By Maggie Farrand
Some people are preparing for the world to end Dec. 21, but communities in Guatemala are preparing in other ways: developing and marketing tourism routes that celebrate Mayan history.
Dec. 21 marks the end of the 13th Bak’tun Cycle of the Mayan calendar. The end of one cycle, according to Mayan tradition, means the beginning of a new era – and potentially the end of this world.
The new era that Guatemalans hope to inaugurate involves more attention to their historical sites and a better experience for visitors. To accomplish that, with help from Counterpart International, they launched the Bak’tun tourism route, or Ruta de los Bak’tunes, July 19 after two years of intensive efforts to coordinate people and sites.
The event drew more than 140 representatives of the media, government and business. It showcased a series of promotional and communications tools, including a map of the 11historic places on the Bak’tun Route and a website that features them and other useful tourism information: www.2012guatemala.com.

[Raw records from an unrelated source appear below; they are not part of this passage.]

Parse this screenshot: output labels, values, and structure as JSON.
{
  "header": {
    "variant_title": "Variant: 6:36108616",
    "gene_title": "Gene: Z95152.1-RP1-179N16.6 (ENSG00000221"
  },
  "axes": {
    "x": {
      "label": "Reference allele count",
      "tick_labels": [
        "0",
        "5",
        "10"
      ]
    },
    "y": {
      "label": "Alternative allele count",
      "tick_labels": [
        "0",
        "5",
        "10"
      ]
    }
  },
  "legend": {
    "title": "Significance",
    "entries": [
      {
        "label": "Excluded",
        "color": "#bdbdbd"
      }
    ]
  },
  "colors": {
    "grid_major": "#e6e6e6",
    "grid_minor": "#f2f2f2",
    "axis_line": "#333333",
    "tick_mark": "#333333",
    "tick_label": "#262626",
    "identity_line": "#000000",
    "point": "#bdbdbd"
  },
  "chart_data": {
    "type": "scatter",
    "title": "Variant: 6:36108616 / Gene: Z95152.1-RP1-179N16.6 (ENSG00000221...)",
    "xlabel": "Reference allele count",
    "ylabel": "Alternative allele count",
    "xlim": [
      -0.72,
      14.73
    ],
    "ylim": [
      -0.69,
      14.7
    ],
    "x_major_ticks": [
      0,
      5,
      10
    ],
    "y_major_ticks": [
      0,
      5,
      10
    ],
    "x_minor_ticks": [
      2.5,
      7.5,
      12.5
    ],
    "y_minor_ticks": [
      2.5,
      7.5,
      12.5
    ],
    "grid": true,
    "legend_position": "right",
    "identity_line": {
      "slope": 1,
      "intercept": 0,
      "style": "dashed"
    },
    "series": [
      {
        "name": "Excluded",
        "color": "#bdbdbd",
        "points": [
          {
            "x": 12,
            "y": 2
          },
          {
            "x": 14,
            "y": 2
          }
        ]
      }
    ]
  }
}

“With these tools, tour operators and tourism sector leaders have all of the necessary information to begin exploring and designing new product and service options closely related with the Maya, and the 13 Bak’tun commemoration,”said Mariano Beltranena, President of Guatemala’s Tourism Chamber.
The development process
Together with Guatemala’s Tourism Institute and Guatemala’s Tourism Chamber, Counterpart worked to identify archaeological and historic sites throughout the country rich in Mayan history.
Counterpart worked with each site and the surrounding communities to develop tourism services and facilities, including tour routes, tour guides and restaurants, and to hire and train staff for them.
Finally, the partners developed marketing materials to advertise the sites and their offerings.
Sites to see
Two routes – Living Culture and Great Mayan Cities – take tourists to 11 ancient Mayan cities, all important historical sites associated with the Mayan calendar.
Along the routes, one will find monuments, trails and structures related to the Mayan calendar, as well as sacred sites where the Mayan people still perform traditional ceremonies.
Sites to see include Yahxa-Nakum-Naranjo National Park and Kaminal Juyu’.
Yahxa-Nakum-Naranjo National Park, for example, is the site of one of the largest Mayan cities in Guatemala’s Petén region. The city was occupied during the Middle Preclassic and Postclassic period (350 B.C. through 900 A.D.). Similar to Guatemala’s famous Tikal National Park, Yaxha has a twin pyramid complex that was used to mark cycles of the Mayan calendar.
Kaminal Juyu’ archaeological park, in Guatemala City, was an important trading center during the Preclassic Period. The city is home to a complex structure, called the Serpent Mound, which supplied water to the city. Residents still perform traditional Mayan ceremonies there.
Counterpart’s partnership with the Tourism Institute and the Tourism Chamber proved vital to the success of Bak’tun project.
Institute Director Pedro Duchez called the process “an exemplary case of a dynamic alliance, led by Counterpart and [the institute], that brought many actors from academia, private sector, public sector and NGOs.” He said they worked together to produce “a high-quality tourism strategy and tools.”
About the Community Tourism Alliance
Counterpart’s Community Tourism Alliance creates and supports economic development through tourism development.
Counterpart works with Guatemalan tourism enterprises to conserve their natural resources while attracting travelers to the beauties of the country and ultimately rebuilding and advancing the economy and the country’s long-term stability.